I have a dear friend who still gets that excited. For years she has extended birthdays from The Day to The Birthday Week and celebrates herself every day. She’s healthier than I am.

Me, I skulk around hoping nobody remembers. I don’t want any fuss. So I keep schtum.

I also have friends who keep track of everyone’s birthdays. This is good. They let me know when to send best wishes. We are scattered distances. No fuss, just good feelings. I enjoy their birthdays. I enjoy their greetings to me. Makes me feel warm and fuzzy.

Last week I turned a daily calendar page and grew another whole year older. It is no secret. But, I didn’t run around singing “Happy Birthday to Me”.

In a way, this birthday which sneaked up on me is a surprise. It won’t make sense to say I never thought I’d get to this age. Here I am. Fortunate and blessed. I don’t take any medications. Most of the friends my age gulp a daily dose of pills the size of a packet of M & M’s. My blood work is good. My problems are mechanical, annoyances, like a flat tire or the left back wheel locked up. They slow me down.

“Slow down” is a good thing for a woman who approached life most of my years “like killing snakes”, so I’ve been told by those close to me.

In my own little ways, I celebrated my birthday. My party began with a huge dish of steamed asparagus, seasoned with butter, salt and pepper. A dishful. Not two spindly spears like one gets as decoration in an upscale restaurant. I love asparagus. 

Mid-afternoon John came by to share some news. He left my place to go see Kathy and Richard. I said, “I’ll tag along.” I filled Lola’s dog dish but left early, took my dog; left my gate open.

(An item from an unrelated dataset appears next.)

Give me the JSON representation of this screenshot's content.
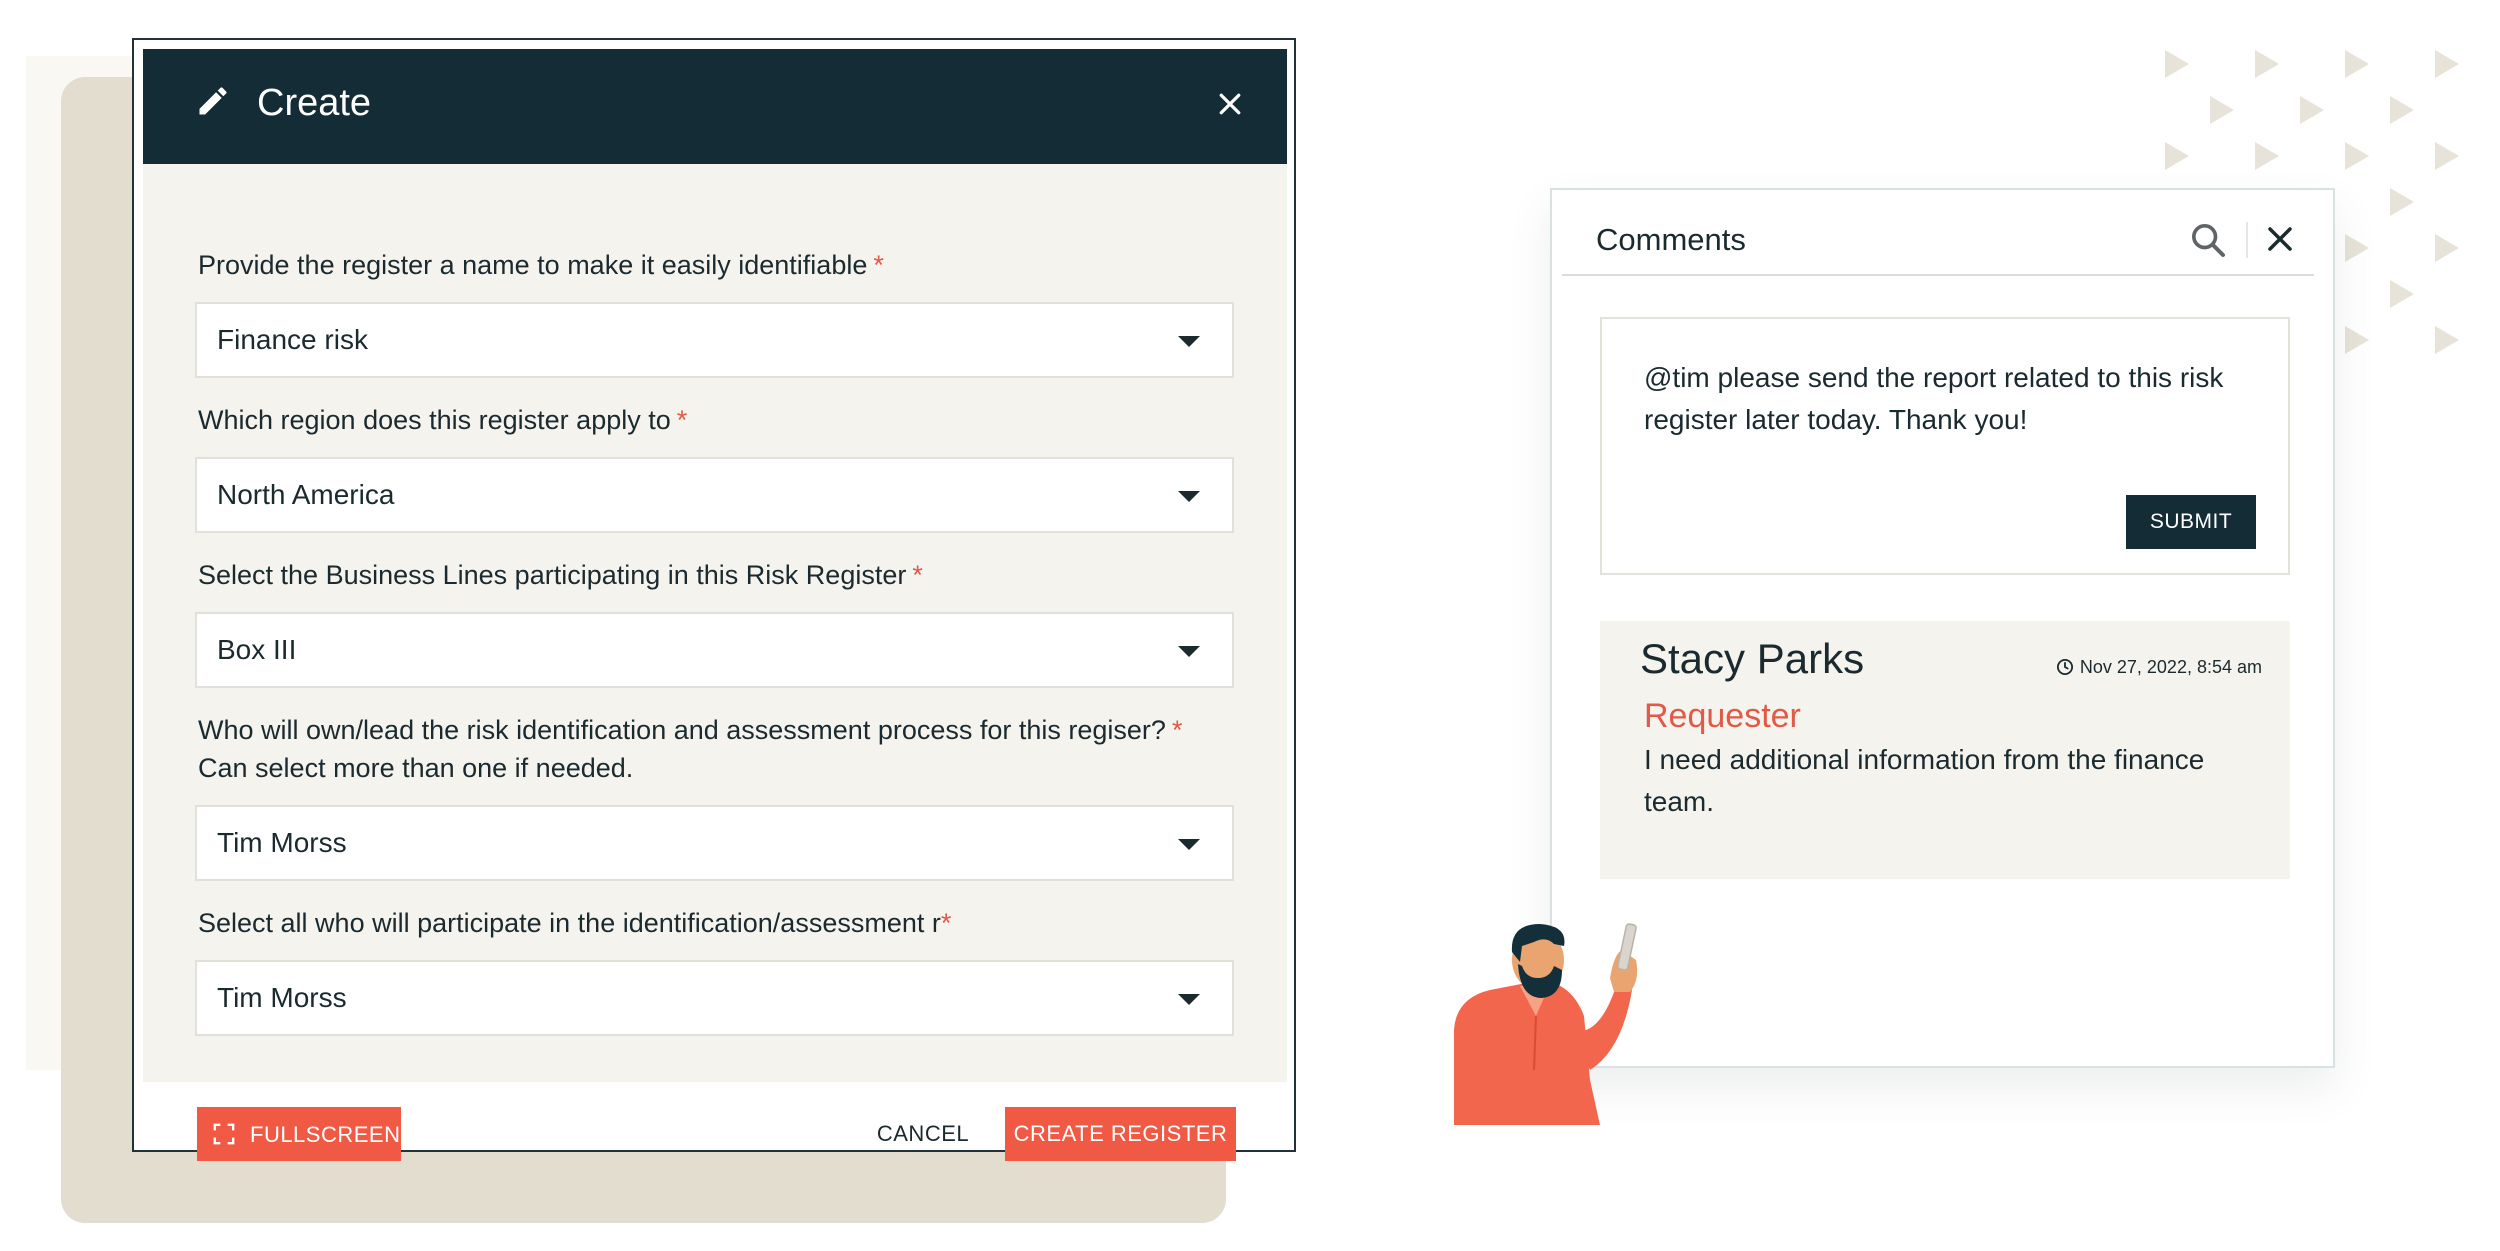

Crin was in her garden, dragging a fallen palm leaf, so we hailed her and said, “Join us.” On her way through her gate, Crin saw Lani and said, “Let’s go to Kath and Rich’s.” “Be there shortly,” Lani replied.

We got settled. Kathy brought out glasses and a pitcher of water, which is the perfect drink on a day in the 90s.

Sure enough, shortly, Lani and Ariel appeared. Ariel carted in a beautiful chocolate cake.

All I can say is that it was perfect. It’s my birthday. And my friends gathered for an unintentional celebration complete with cake. I kept my secret close to my heart. No focus, no fuss. Just good cake with good friends and it was all the more special to me.

Let me tell you the side story. Lola used to sneak into Josue’s yard and scarf up Snowball’s dog food. Snowball is like her name, a little bitty thing. Lola liked Snowball’s brand of chow better than her own. There was nothing to do but change my dog food. So I bought a bag for Snowball and a bag for Lola.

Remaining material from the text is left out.